With the game sussed and with the somewhat clunky interface mastered, it becomes only a matter of time till the malaise sets in. Before you know it you're raking in so much money you're wiping your arse with 50 dollar notes just to clear out some space in the local bank vaults, buying every major rival business and repeating the same trial and error building process time and time again. Don't get me wrong, it is fun for a while, but if you're a hardened strategy game veteran (or even a partially solidified one), you're likely to feel less challenged than a genius in a kindergarten. What's more, your Al-controlled competitors simply aren't aggressive enough to cause you any major problems, and before long, you're sitting pretty at the summit of New York's rich list.
Fortunately, there's enough substance and sheen here to paper over the cracks. For starters, the city is immense, especially later on in the game when you're left juggling the needs of over 60,000 demanding citizens (all with their own unique names, desires, likes and dislikes).
Hordes of people mill around the streets, travelling to work, heading out for lunch, strolling in the park then rushing home to get ready fora night on the town.
Zoom into the streets and you can watch people interacting with their surroundings (though these interactions aren't particularly detailed and not always that regular), and click on an individual and you can follow them around like some kind of voyeuristic stalker.
My It's Big
The sheer scope of Tycoon City sets it apart from many of its competitors and elevates it to heights that almost approach a Recommended award.

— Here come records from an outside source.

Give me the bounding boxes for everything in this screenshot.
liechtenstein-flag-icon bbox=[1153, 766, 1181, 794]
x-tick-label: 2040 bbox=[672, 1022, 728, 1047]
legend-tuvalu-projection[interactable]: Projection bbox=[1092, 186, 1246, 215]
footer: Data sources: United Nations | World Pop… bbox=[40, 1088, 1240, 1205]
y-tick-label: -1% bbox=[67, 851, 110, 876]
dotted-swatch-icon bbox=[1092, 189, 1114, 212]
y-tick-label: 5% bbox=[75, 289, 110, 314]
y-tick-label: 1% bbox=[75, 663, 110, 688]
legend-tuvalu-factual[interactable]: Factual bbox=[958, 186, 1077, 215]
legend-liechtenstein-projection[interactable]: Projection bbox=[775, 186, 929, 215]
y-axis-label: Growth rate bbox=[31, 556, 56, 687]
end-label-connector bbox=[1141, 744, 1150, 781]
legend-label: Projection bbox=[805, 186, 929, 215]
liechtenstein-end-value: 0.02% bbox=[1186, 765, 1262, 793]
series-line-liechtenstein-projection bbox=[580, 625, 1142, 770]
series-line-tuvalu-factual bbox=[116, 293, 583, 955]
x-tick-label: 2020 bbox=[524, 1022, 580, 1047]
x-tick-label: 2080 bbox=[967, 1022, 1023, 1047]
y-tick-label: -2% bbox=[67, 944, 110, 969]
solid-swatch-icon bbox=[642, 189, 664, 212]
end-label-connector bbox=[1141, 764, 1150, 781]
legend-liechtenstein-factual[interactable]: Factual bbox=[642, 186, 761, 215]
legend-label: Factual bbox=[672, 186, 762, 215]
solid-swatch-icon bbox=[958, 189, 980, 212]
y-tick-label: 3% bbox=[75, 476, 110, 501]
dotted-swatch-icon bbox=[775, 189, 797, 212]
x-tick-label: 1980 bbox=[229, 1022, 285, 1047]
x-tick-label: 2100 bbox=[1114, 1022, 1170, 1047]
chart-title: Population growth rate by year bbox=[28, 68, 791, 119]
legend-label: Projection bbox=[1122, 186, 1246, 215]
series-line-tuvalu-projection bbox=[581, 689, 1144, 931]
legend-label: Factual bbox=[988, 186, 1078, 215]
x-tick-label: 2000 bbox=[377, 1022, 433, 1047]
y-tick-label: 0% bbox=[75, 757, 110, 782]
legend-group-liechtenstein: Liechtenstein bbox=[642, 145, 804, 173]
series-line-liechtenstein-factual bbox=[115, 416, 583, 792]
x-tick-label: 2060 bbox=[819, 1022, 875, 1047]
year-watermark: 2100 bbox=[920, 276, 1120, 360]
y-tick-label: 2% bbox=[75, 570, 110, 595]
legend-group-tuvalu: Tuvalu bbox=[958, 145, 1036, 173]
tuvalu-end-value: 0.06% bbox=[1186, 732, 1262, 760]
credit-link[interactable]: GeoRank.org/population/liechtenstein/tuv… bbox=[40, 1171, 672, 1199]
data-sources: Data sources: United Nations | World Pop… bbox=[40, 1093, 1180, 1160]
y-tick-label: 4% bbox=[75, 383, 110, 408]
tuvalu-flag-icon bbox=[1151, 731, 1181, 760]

Almost Because the simple fact is that the game, despite its enormity, is just too damn simplistic, meaning that the fun factor begins to wane within a couple of days.
If you like building and beautifying then you'll be in your element here, but for everyone else, that's unlikely to be enough to warrant an outlay of 35 British pounds. Tycoon City: New York may be big and colourful, but under its ostentatious, shiny surface and character-driven tasks, it's ultimately just another by-the-numbers tycoon game.
Seeing The Sites
Building the landmarks that made New York great - but not the ones below...
"Show them what the Statue of Liberty looks like! Go on! No wait show them the Empire State Building!" So came the cries of my fellow game journos as I started writing this boxout.
But you know what? I'm not going to do it.. Why? Because the moments when you unveil these stunning landmarks to your gawping citizens constitute some of the game's most satisfying moments. Showing you them all now would simply dilute the sense of satisfaction you gain when you erect a famous landmark So instead, here are a couple of lesser-known ones to whet your appetite for the towering delights that lie ahead...
Each segment of New York comes with its very own space for a monument which can be built once you've accumulated enough Landmark Bonds. These are earned by completing Opportunities and by reaching financial milestones. Thankfully, with both of these tasks proving fairly easy, it won't be long till you're looking up the Statue of Liberty's toga and wondering what kind of pants she's wearing.